I'm not sure if the idea of a contributor license as you suggest is in the spirit of open source.
Depends on which "spirit of open source" you are referring.
The classical Richard Stallman model is about giving the person running the code the ability to modify it for their own use and share those modifications with others. I believe that one of his first big gripes had to do with printer drivers, as an example. In that case, the contributor license agreement causes no harm at all. The CLA defines restrictions for the user if the user wants his contribution to become part of the codebase distributed by the original author. That does not stop the user from re-distributing the same codebase with or without his own changes (ie. fork).

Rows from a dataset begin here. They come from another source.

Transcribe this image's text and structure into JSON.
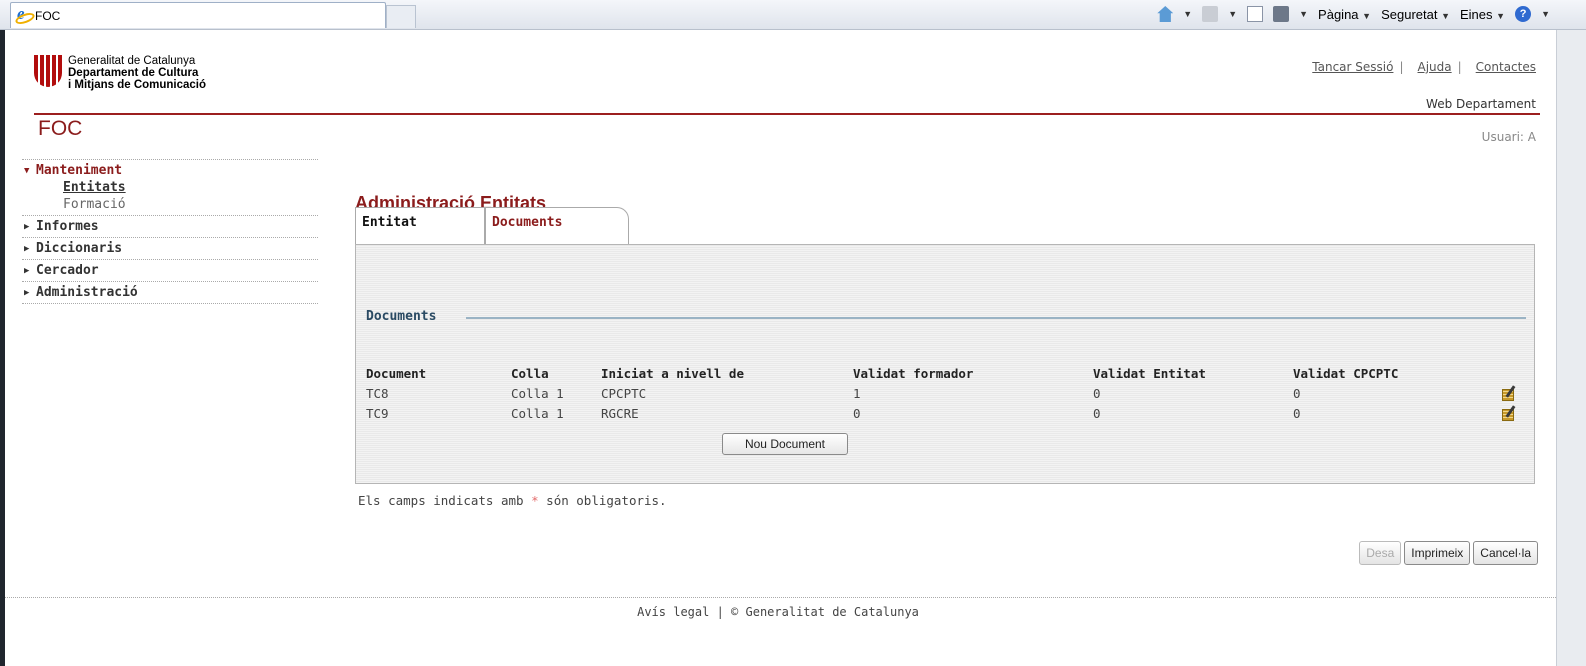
{
  "browser": {
    "tab_title": "FOC",
    "tools": {
      "pagina": "Pàgina",
      "seguretat": "Seguretat",
      "eines": "Eines"
    }
  },
  "header": {
    "logo": {
      "line1": "Generalitat de Catalunya",
      "line2": "Departament de Cultura",
      "line3": "i Mitjans de Comunicació"
    },
    "links": {
      "logout": "Tancar Sessió",
      "help": "Ajuda",
      "contact": "Contactes"
    },
    "web_departament": "Web Departament",
    "app_title": "FOC",
    "user": "Usuari: A"
  },
  "sidebar": {
    "groups": [
      {
        "label": "Manteniment",
        "open": true,
        "items": [
          {
            "label": "Entitats",
            "active": true
          },
          {
            "label": "Formació",
            "active": false
          }
        ]
      },
      {
        "label": "Informes",
        "open": false
      },
      {
        "label": "Diccionaris",
        "open": false
      },
      {
        "label": "Cercador",
        "open": false
      },
      {
        "label": "Administració",
        "open": false
      }
    ]
  },
  "main": {
    "heading": "Administració Entitats",
    "tabs": [
      "Entitat",
      "Documents"
    ],
    "fieldset_legend": "Documents",
    "table": {
      "headers": [
        "Document",
        "Colla",
        "Iniciat a nivell de",
        "Validat formador",
        "Validat Entitat",
        "Validat CPCPTC"
      ],
      "rows": [
        [
          "TC8",
          "Colla 1",
          "CPCPTC",
          "1",
          "0",
          "0"
        ],
        [
          "TC9",
          "Colla 1",
          "RGCRE",
          "0",
          "0",
          "0"
        ]
      ]
    },
    "new_document_button": "Nou Document",
    "required_note_pre": "Els camps indicats amb",
    "required_star": "*",
    "required_note_post": "són obligatoris.",
    "actions": {
      "save": "Desa",
      "print": "Imprimeix",
      "cancel": "Cancel·la"
    }
  },
  "footer": {
    "legal": "Avís legal",
    "copyright": "© Generalitat de Catalunya"
  }
}
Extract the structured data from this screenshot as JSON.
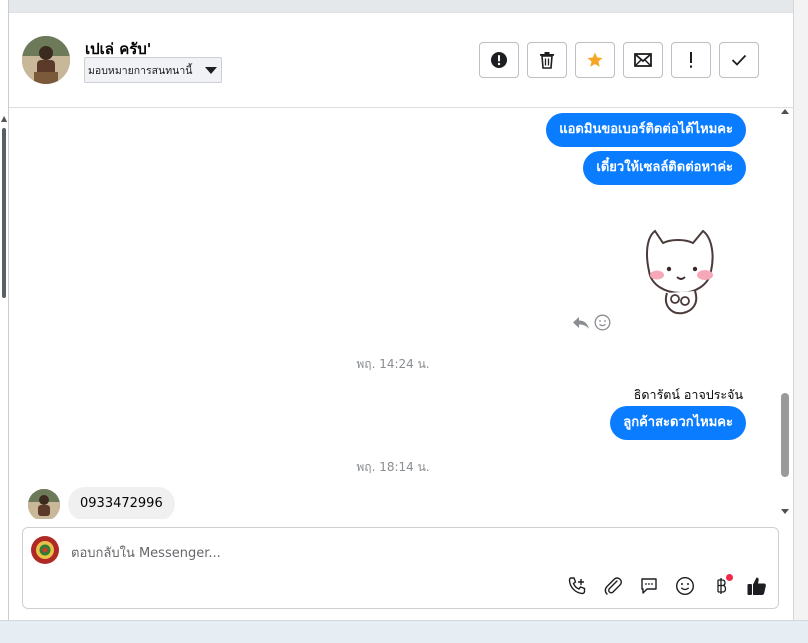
{
  "header": {
    "contact_name": "เปเล่ ครับ'",
    "assign_label": "มอบหมายการสนทนานี้",
    "toolbar": [
      {
        "name": "mark-spam-button",
        "icon": "alert-circle-icon"
      },
      {
        "name": "delete-button",
        "icon": "trash-icon"
      },
      {
        "name": "star-button",
        "icon": "star-icon"
      },
      {
        "name": "mark-unread-button",
        "icon": "envelope-icon"
      },
      {
        "name": "follow-up-button",
        "icon": "exclamation-icon"
      },
      {
        "name": "mark-done-button",
        "icon": "check-icon"
      }
    ]
  },
  "conversation": {
    "out_messages": [
      "แอดมินขอเบอร์ติดต่อได้ไหมคะ",
      "เดี๋ยวให้เซลล์ติดต่อหาค่ะ"
    ],
    "timestamp_1": "พฤ. 14:24 น.",
    "sender_name": "ธิดารัตน์ อาจประจัน",
    "out_message_3": "ลูกค้าสะดวกไหมคะ",
    "timestamp_2": "พฤ. 18:14 น.",
    "in_message": "0933472996"
  },
  "composer": {
    "placeholder": "ตอบกลับใน Messenger..."
  },
  "colors": {
    "accent": "#0a7cff",
    "star": "#f5a623",
    "notification": "#f02849"
  }
}
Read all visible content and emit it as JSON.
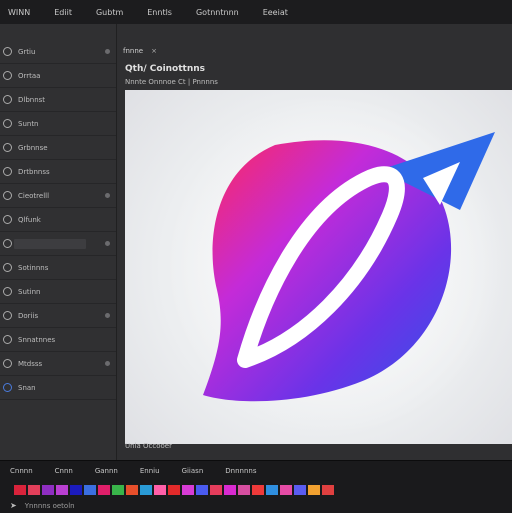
{
  "menu": [
    "WINN",
    "Ediit",
    "Gubtm",
    "Enntls",
    "Gotnntnnn",
    "Eeeiat"
  ],
  "sidebar": {
    "items": [
      {
        "label": "Grtiu"
      },
      {
        "label": "Orrtaa"
      },
      {
        "label": "Dlbnnst"
      },
      {
        "label": "Suntn"
      },
      {
        "label": "Grbnnse"
      },
      {
        "label": "Drtbnnss"
      },
      {
        "label": "Cieotrelll"
      },
      {
        "label": "Qlfunk"
      },
      {
        "label": ""
      },
      {
        "label": "Sotinnns"
      },
      {
        "label": "Sutinn"
      },
      {
        "label": "Doriis"
      },
      {
        "label": "Snnatnnes"
      },
      {
        "label": "Mtdsss"
      },
      {
        "label": "Snan"
      }
    ]
  },
  "tabs": {
    "label": "fnnne"
  },
  "title": "Qth/ Coinottnns",
  "subtitle": "Nnnte Onnnoe Ct | Pnnnns",
  "status": "Unla Occooer",
  "bottom": {
    "labels": [
      "Cnnnn",
      "Cnnn",
      "Gannn",
      "Enniu",
      "Giiasn",
      "Dnnnnns"
    ],
    "status_text": "Ynnnns oetoln",
    "swatches": [
      "#d9233b",
      "#e23f5a",
      "#8f2ec2",
      "#b93fd1",
      "#1b1bbd",
      "#3b6fe0",
      "#e01f6a",
      "#39b54a",
      "#e84f2b",
      "#2a9bd6",
      "#ff5fa8",
      "#e22a2a",
      "#d83cd6",
      "#4a5bf0",
      "#e53d5c",
      "#d92ad0",
      "#d64ea0",
      "#ef3a3a",
      "#2f8fe0",
      "#e54ca6",
      "#5a5cf0",
      "#f0a030",
      "#e04040"
    ]
  },
  "icons": {
    "sidebar_row": "radio-circle-icon",
    "status_arrow": "cursor-arrow-icon",
    "logo": "planet-leaf-logo"
  },
  "colors": {
    "logo_gradient": [
      "#ff1f5b",
      "#c02bd9",
      "#6a33e8",
      "#2f5be8"
    ]
  }
}
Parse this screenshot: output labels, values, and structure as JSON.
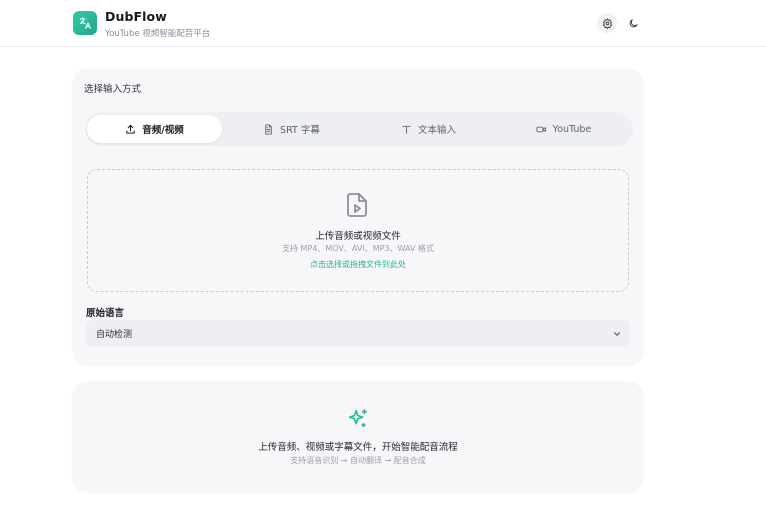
{
  "header": {
    "title": "DubFlow",
    "subtitle": "YouTube 视频智能配音平台",
    "logo_icon": "translate-icon",
    "brand_color": "#2bbd9c"
  },
  "input_card": {
    "title": "选择输入方式",
    "tabs": [
      {
        "label": "音频/视频",
        "icon": "upload-icon",
        "active": true
      },
      {
        "label": "SRT 字幕",
        "icon": "file-text-icon",
        "active": false
      },
      {
        "label": "文本输入",
        "icon": "text-icon",
        "active": false
      },
      {
        "label": "YouTube",
        "icon": "video-icon",
        "active": false
      }
    ],
    "dropzone": {
      "title": "上传音频或视频文件",
      "formats": "支持 MP4、MOV、AVI、MP3、WAV 格式",
      "action": "点击选择或拖拽文件到此处"
    },
    "language": {
      "label": "原始语言",
      "selected": "自动检测"
    }
  },
  "info_card": {
    "title": "上传音频、视频或字幕文件，开始智能配音流程",
    "subtitle": "支持语音识别 → 自动翻译 → 配音合成"
  }
}
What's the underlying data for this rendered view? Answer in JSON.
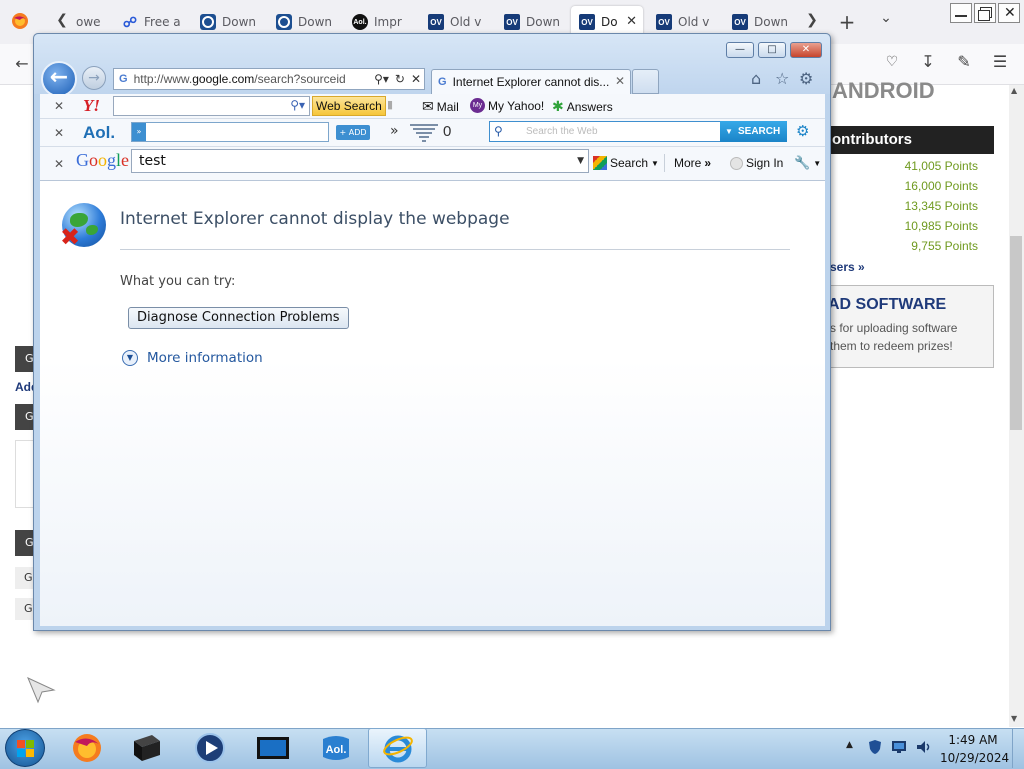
{
  "firefox": {
    "tabs": [
      {
        "title": "owe",
        "fav": "back-chevron"
      },
      {
        "title": "Free a",
        "fav": "free"
      },
      {
        "title": "Down",
        "fav": "ring"
      },
      {
        "title": "Down",
        "fav": "ring"
      },
      {
        "title": "Impr",
        "fav": "aol"
      },
      {
        "title": "Old v",
        "fav": "ov"
      },
      {
        "title": "Down",
        "fav": "ov"
      },
      {
        "title": "Do",
        "fav": "ov",
        "active": true
      },
      {
        "title": "Old v",
        "fav": "ov"
      },
      {
        "title": "Down",
        "fav": "ov"
      }
    ]
  },
  "bg_page": {
    "android_text": "ANDROID",
    "contributors_heading": "ontributors",
    "points": [
      "41,005 Points",
      "16,000 Points",
      "13,345 Points",
      "10,985 Points",
      "9,755 Points"
    ],
    "users_link": "sers »",
    "upload_title": "AD SOFTWARE",
    "upload_line1": "s for uploading software",
    "upload_line2": "them to redeem prizes!",
    "left_g": "G",
    "left_add": "Add"
  },
  "ie": {
    "address_url_prefix": "http://www.",
    "address_url_domain": "google.com",
    "address_url_suffix": "/search?sourceid",
    "tab_title": "Internet Explorer cannot dis...",
    "yahoo": {
      "logo": "Y!",
      "search_button": "Web Search",
      "links": [
        "Mail",
        "My Yahoo!",
        "Answers"
      ]
    },
    "aol": {
      "logo": "Aol.",
      "add_label": "+ ADD",
      "counter": "0",
      "search_placeholder": "Search the Web",
      "search_button": "SEARCH"
    },
    "google": {
      "logo": "Google",
      "query": "test",
      "search_label": "Search",
      "more_label": "More",
      "signin_label": "Sign In"
    },
    "error": {
      "title": "Internet Explorer cannot display the webpage",
      "try_label": "What you can try:",
      "diagnose_button": "Diagnose Connection Problems",
      "more_info": "More information"
    }
  },
  "taskbar": {
    "time": "1:49 AM",
    "date": "10/29/2024"
  }
}
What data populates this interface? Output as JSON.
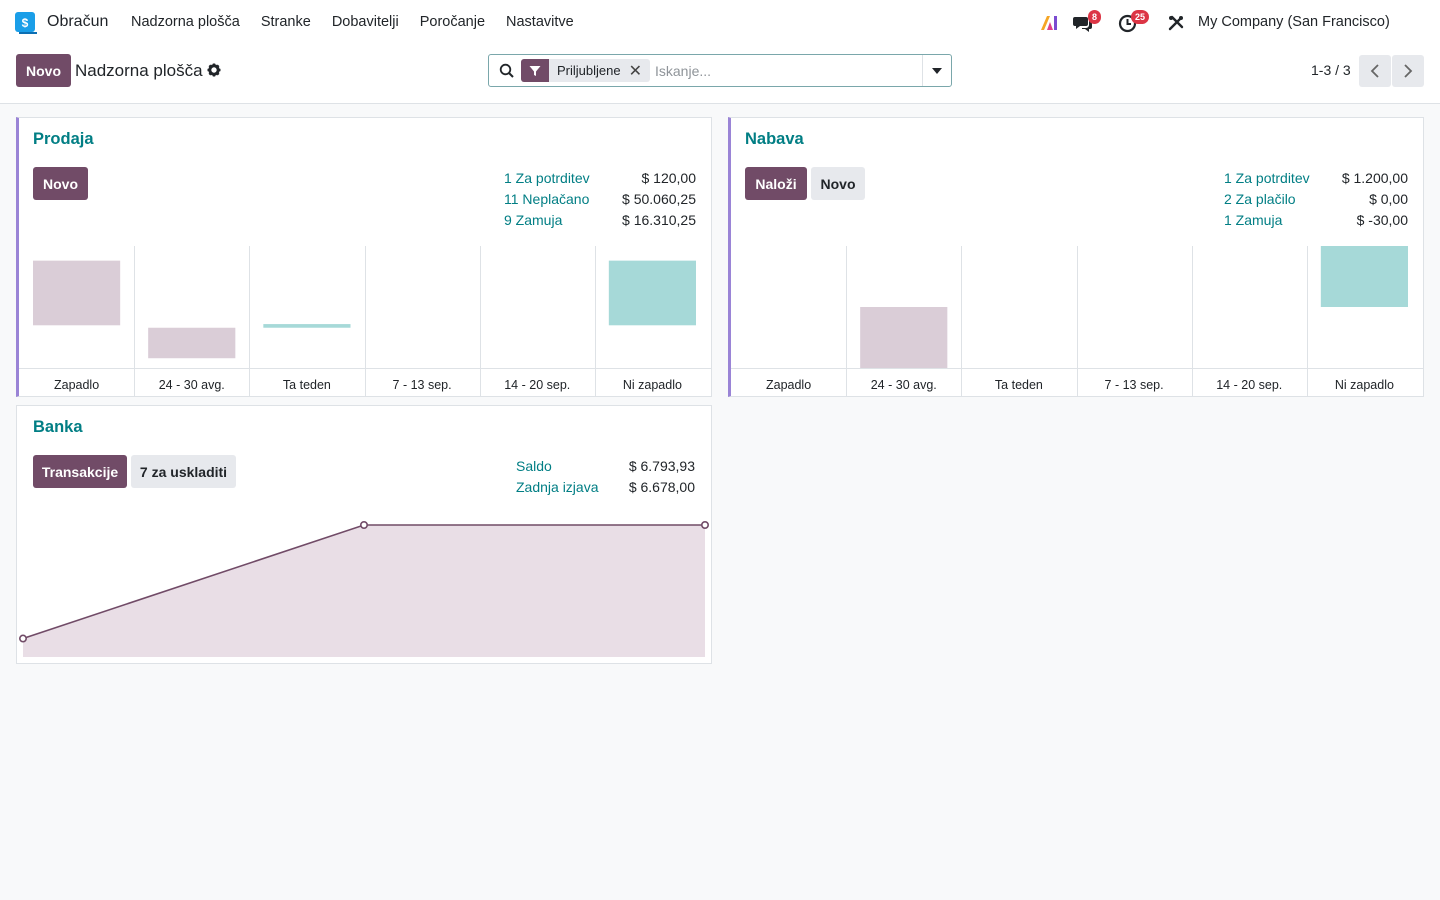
{
  "navbar": {
    "app_name": "Obračun",
    "menu": [
      "Nadzorna plošča",
      "Stranke",
      "Dobavitelji",
      "Poročanje",
      "Nastavitve"
    ],
    "messages_count": "8",
    "activities_count": "25",
    "company": "My Company (San Francisco)"
  },
  "control": {
    "new_label": "Novo",
    "title": "Nadzorna plošča",
    "facet_label": "Priljubljene",
    "search_placeholder": "Iskanje...",
    "pager": "1-3 / 3"
  },
  "colors": {
    "primary": "#714b67",
    "teal": "#017e84",
    "past_bar": "#dacdd7",
    "future_bar": "#a6d9d8",
    "accent_border": "#9a84d6"
  },
  "sales": {
    "title": "Prodaja",
    "new_label": "Novo",
    "stats": [
      {
        "label": "1 Za potrditev",
        "value": "$ 120,00"
      },
      {
        "label": "11 Neplačano",
        "value": "$ 50.060,25"
      },
      {
        "label": "9 Zamuja",
        "value": "$ 16.310,25"
      }
    ]
  },
  "purchase": {
    "title": "Nabava",
    "upload_label": "Naloži",
    "new_label": "Novo",
    "stats": [
      {
        "label": "1 Za potrditev",
        "value": "$ 1.200,00"
      },
      {
        "label": "2 Za plačilo",
        "value": "$ 0,00"
      },
      {
        "label": "1 Zamuja",
        "value": "$ -30,00"
      }
    ]
  },
  "bank": {
    "title": "Banka",
    "transactions_label": "Transakcije",
    "reconcile_label": "7 za uskladiti",
    "stats": [
      {
        "label": "Saldo",
        "value": "$ 6.793,93"
      },
      {
        "label": "Zadnja izjava",
        "value": "$ 6.678,00"
      }
    ]
  },
  "chart_data": [
    {
      "type": "bar",
      "categories": [
        "Zapadlo",
        "24 - 30 avg.",
        "Ta teden",
        "7 - 13 sep.",
        "14 - 20 sep.",
        "Ni zapadlo"
      ],
      "series": [
        {
          "values": [
            [
              0.35,
              0.88
            ],
            [
              0.08,
              0.33
            ],
            [
              0.33,
              0.36
            ],
            [
              0,
              0
            ],
            [
              0,
              0
            ],
            [
              0.35,
              0.88
            ]
          ]
        }
      ],
      "bar_kinds": [
        "past",
        "past",
        "future",
        "none",
        "none",
        "future"
      ]
    },
    {
      "type": "bar",
      "categories": [
        "Zapadlo",
        "24 - 30 avg.",
        "Ta teden",
        "7 - 13 sep.",
        "14 - 20 sep.",
        "Ni zapadlo"
      ],
      "series": [
        {
          "values": [
            [
              0,
              0
            ],
            [
              0,
              0.5
            ],
            [
              0,
              0
            ],
            [
              0,
              0
            ],
            [
              0,
              0
            ],
            [
              0.5,
              1.0
            ]
          ]
        }
      ],
      "bar_kinds": [
        "none",
        "past",
        "none",
        "none",
        "none",
        "future"
      ]
    },
    {
      "type": "area",
      "x": [
        0,
        1,
        2
      ],
      "series": [
        {
          "values": [
            0.14,
            1.0,
            1.0
          ]
        }
      ]
    }
  ]
}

In most cases, the CLA will never actually be necessary. Most new projects get few, if any, contributors. The summary even says the works they previously posted just sit there and rust - they aren't maintaining them, and neither is anyone else. On any cases where someone contributes code, it will either be:
a) very trivial, and thus no copyright transfers are needed (ex. a bugfix changing 2 if statements)
b) a small patch.
c) a large patch.
For the large patches, you'll just need to decide if the CLA is worth it or not. Is it a feature that is worth having. If so, is it worth the legal hassle, or should you just rewrite it?
For the small patches, those often need rewritten anyway. People rarely submit complete patches with tests and everything... so just rewrite it. If it's something that doesn't need rewritten, see the previous sentence. Contributors will often provide the patch with a public domain license if asked, which you can then relicense as needed.